Non, définitivement, les rumeurs qui couraient n’étaient pas rassurantes pour deux mornilles. Susan se blottissait un peu plus contre son amie. Si seulement elle n’avait pas insisté pour sortir. Elle s’en voudrait terriblement si quelque chose arrivait à Hannah.
Une ombre blanche traversa le couloir une dizaine de mètres plus loin. Les deux filles étouffèrent un cri. Il fallait bien qu’elles s’attendent à croiser des fantômes. Tout allait bien, et les pas derrières elles n’étaient pas un troll affamé mais un professeur ou un préfet.
- Susan, Hannah ? les interpella la professeure Chourave. Que faites-vous dans les couloirs à cette heure-ci ?
Les yeux de son amie étaient écarquillés à la lumière de la baguette de leur professeure. Avec ses deux nattes blondes, Hannah ressemblait à un lapin prit dans la lanterne d’un balai. Susan savait qu’elle ne devait pas donner une meilleure image de son courage. Néanmoins elle prit sur elle. Au moins c’était leur responsable de maison et pas Rogue ou McGonagall. Ou pire un troll.
- Nous voulions aller à l’infirmerie, bredouilla-t-elle, la tête baissée. Demain on part pour les vacances et…
Une main se posa sur son épaule. Elle leva le regard vers le sourire compréhensif du professeur Chourave. Elle n’était pas très rassurée mais sentait qu’aucune punition ne se pointait.
- Je comprends, mes grandes, mais allez-y plutôt demain matin. Madame Pomfresh ne serait pas très contente de devoir se lever en plein milieu de la nuit pour vous ouvrir.
Susan ouvrit grand les yeux.
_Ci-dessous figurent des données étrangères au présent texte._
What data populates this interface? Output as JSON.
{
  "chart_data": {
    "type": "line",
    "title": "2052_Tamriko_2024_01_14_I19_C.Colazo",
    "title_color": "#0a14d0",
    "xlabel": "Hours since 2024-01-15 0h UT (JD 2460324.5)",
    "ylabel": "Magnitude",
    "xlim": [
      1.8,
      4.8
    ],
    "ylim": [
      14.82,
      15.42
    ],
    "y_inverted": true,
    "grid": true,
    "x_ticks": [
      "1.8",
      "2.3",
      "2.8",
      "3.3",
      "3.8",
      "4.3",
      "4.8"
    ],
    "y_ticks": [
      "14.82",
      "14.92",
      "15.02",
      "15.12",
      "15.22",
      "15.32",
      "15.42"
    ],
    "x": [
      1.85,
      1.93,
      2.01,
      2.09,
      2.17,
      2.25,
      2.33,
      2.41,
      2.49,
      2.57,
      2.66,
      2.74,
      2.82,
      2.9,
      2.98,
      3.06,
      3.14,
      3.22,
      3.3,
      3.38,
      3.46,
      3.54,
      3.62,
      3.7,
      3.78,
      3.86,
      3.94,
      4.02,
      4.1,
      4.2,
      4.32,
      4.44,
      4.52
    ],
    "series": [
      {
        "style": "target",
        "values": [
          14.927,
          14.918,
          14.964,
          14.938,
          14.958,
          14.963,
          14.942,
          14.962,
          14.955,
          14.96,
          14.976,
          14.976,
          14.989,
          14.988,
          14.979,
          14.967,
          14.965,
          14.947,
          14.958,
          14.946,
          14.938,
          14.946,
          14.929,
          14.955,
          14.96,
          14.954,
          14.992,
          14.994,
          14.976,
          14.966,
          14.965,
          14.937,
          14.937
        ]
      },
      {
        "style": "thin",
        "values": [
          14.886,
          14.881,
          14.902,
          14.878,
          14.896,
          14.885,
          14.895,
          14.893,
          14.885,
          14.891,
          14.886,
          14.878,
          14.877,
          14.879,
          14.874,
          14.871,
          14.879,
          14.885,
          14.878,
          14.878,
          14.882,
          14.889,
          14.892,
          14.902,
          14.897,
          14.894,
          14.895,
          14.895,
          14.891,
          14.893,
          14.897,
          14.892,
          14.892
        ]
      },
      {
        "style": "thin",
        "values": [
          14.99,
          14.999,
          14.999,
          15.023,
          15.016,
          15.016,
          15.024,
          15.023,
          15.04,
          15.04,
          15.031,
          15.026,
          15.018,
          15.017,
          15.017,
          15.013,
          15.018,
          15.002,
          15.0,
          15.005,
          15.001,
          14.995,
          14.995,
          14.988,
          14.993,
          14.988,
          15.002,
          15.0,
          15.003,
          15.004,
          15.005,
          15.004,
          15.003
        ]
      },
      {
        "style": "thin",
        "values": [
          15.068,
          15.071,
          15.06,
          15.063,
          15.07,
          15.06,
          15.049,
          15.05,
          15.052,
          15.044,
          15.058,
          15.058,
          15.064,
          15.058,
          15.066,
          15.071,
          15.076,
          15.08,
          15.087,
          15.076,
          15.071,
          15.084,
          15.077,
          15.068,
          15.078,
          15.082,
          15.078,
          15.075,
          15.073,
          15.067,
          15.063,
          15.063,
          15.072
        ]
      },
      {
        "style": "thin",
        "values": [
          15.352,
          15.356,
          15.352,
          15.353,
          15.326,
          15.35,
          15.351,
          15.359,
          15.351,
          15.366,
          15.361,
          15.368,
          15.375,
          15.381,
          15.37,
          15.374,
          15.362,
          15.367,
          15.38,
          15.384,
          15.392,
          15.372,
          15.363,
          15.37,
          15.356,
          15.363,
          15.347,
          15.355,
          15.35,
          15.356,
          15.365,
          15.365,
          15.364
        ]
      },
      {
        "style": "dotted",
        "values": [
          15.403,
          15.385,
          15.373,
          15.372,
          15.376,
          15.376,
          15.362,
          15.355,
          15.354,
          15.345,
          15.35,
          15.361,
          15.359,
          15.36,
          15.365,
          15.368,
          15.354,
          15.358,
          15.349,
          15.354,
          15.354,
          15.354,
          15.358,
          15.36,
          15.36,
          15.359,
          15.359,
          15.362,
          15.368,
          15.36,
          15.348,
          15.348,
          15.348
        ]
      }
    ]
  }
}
Elle n’avait même pas pensé à l’infirmière. Elles n’auraient jamais réussi à passer devant elle, c’était certain. Après tout il y avait une raison pour laquelle on comparait Madame Pomfresh à un dragon et ce n’était pas la Pimentine.
- Venez, mes grandes, les incita la professeure Chourave. Je vous ramène à la salle commune. Et je vais en profiter pour me réchauffer un peu devant le feu, ajouta-t-elle avec un clin d’œil.
Susan dut sourire et elle vit qu’Hannah en fit de même. Les couloirs n’avaient plus qu’un rien d’effrayant maintenant, avec la main rassurante de Pomona Chourave autour de leurs épaules. Arrivées dans la salle ronde de Poufsouffle, leur professeure reprit la parole.
- Je sais que vous vous êtes rendu compte du danger qui se ressent à Poudlard, et je suis contente d’avoir pu vous ramener saines et sauves. Mais je sais aussi que vous n’hésiterez pas davantage la prochaine fois. Vous vouliez rendre visite à un ami qui est dans une situation atroce, je ne le comprends que trop bien. Je suppose qu’en tant que professeure, je devrais vous enlever des points voire vous mettre en retenue, mais en tant que Poufsouffle, je suis fière de vous. Oui, fière, parce que vous avez affronter vos peurs et les dangers dans les couloirs par amitié, par loyauté. Et ça, c’est inestimable. Vous avez fait preuve d’un grand courage, mes grandes. Un courage digne de Poufsouffle.